We czwartek, 11 listopada obchodziliśmy ważne święto dla naszego kraju. Jakie? Święto Niepodległości! To właśnie tego dnia cieszymy się, że nasz kraj nie jest rządzony przez inny kraj. W tym roku obchodziliśmy 103 rocznicę niepodległości Polski. Jak można świętować niepodległość? Sposobów jest wiele! Można iść na spacer z rodzicami, zjeść coś pysznego, w tym roku w Warszawie można było tańczyć różne polskie tańce na Krakowskim Przedmieściu wraz z Januszem Prusinowskim i przyjaciółmi. Można też śpiewać piosenki. Na przykład piosenki patriotyczne. A czy wiecie, że wiele z pieśni patriotycznych ma melodie i rytmy wiejskich tańców? Nasz prowadzący, Piotr Dorosz wskazał niektóre z nich. Zacznijmy od najważniejszej polskiej pieśni – „Mazurka Dąbrowskiego”, naszego hymnu! Choć w nazwie jest „Mazurkiem” tak naprawdę to mazur – piękny, dostojny polski taniec. Poznaliśmy rytm mazura i wysłuchaliśmy go w „Mazurku Dąbrowskiego”. Ale to nie jedyna pieśń patriotyczna związana z tańcami ludowymi. Inną jest np. pieśń „Ułani, ułani”. To też piękny taniec-mazur! A kim byli ułani? Pięknie umundurowanymi wojakami jeżdżącymi konno. Może kojarzycie inną piosenkę o ułanach? Choćby „Przybyli ułani pod okienko”? To z kolei pieśń śpiewana w rytmie tańca o nazwie krakowiak!
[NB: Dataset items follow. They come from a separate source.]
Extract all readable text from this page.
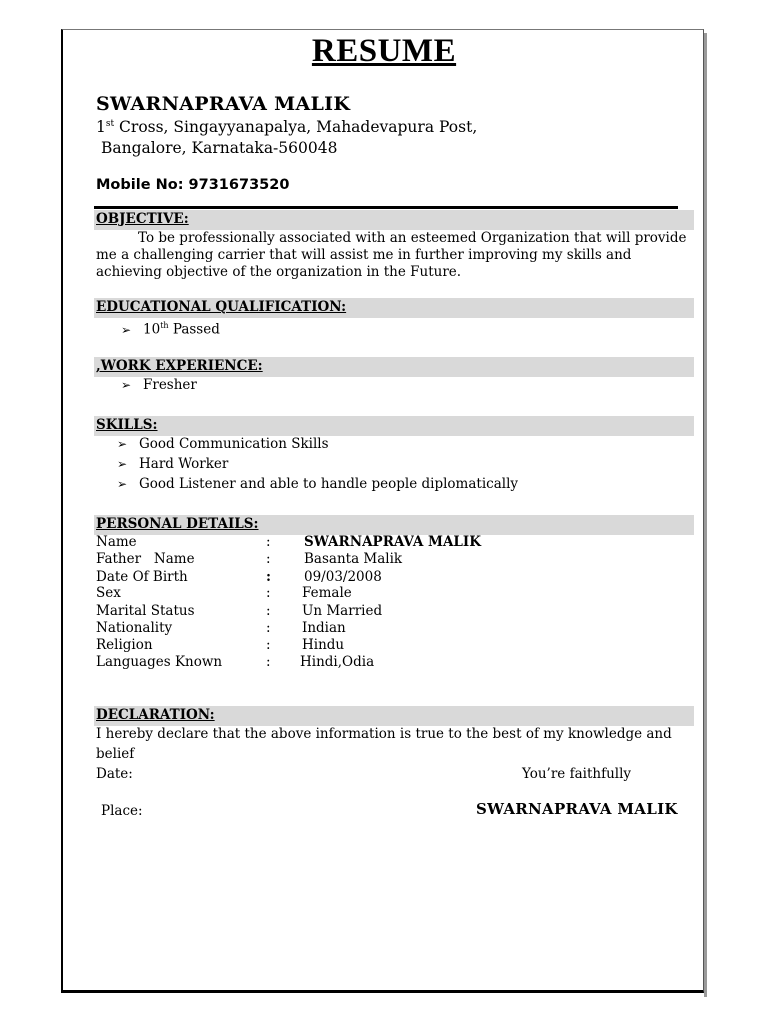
RESUME
SWARNAPRAVA MALIK
1st Cross, Singayyanapalya, Mahadevapura Post,
Bangalore, Karnataka-560048
Mobile No: 9731673520
OBJECTIVE:
To be professionally associated with an esteemed Organization that will provide me a challenging carrier that will assist me in further improving my skills and achieving objective of the organization in the Future.
EDUCATIONAL QUALIFICATION:
➢ 10th Passed
,WORK EXPERIENCE:
➢ Fresher
SKILLS:
➢ Good Communication Skills
➢ Hard Worker
➢ Good Listener and able to handle people diplomatically
PERSONAL DETAILS:
Name	: SWARNAPRAVA MALIK
Father   Name	: Basanta Malik
Date Of Birth	: 09/03/2008
Sex	: Female
Marital Status	: Un Married
Nationality	: Indian
Religion	: Hindu
Languages Known	: Hindi,Odia
DECLARATION:
I hereby declare that the above information is true to the best of my knowledge and
belief
Date:	You’re faithfully
Place:	SWARNAPRAVA MALIK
Karolina Ociepka, w kolejnym odcinku „Muzycznych pocztówek z Wielkopolski”, opowiedziała o muzyce popularnej 20-lecia międzywojennego (czyli okresu między I a II wojną światową - 1918 – 1939), w czasie którego rozkwitł tzw. folklor miejski. Polacy bardzo cieszyli się z odzyskania niepodległości, a pomagała im w tym właśnie muzyka! Wszyscy spotykali się, by grać, śpiewać i tańczyć. W tym czasie w Polsce powstało mnóstwo utworów do tańca! Były to walczyki, fokstroty czy tanga! Karolina Ociepka nauczyła nas też piosenki, którą można zaśpiewać na poprawę humoru. Podcast z audycji czeka na Was, kiedy tylko będziecie chcieli powtórzyć sobie melodię czy refren tej piosenki!
Dziś w wojsku służą żołnierza. A jak nazywano takich wojskowych sprzed kilku setek lat? Tak! To rycerze! Witold Vargas opowiedział nam legendę o śpiących we wnętrzu górskiej jaskini rycerzach... Posłuchajcie koniecznie tej opowieści i zastanówcie się, czego może nas nauczyć ta legenda!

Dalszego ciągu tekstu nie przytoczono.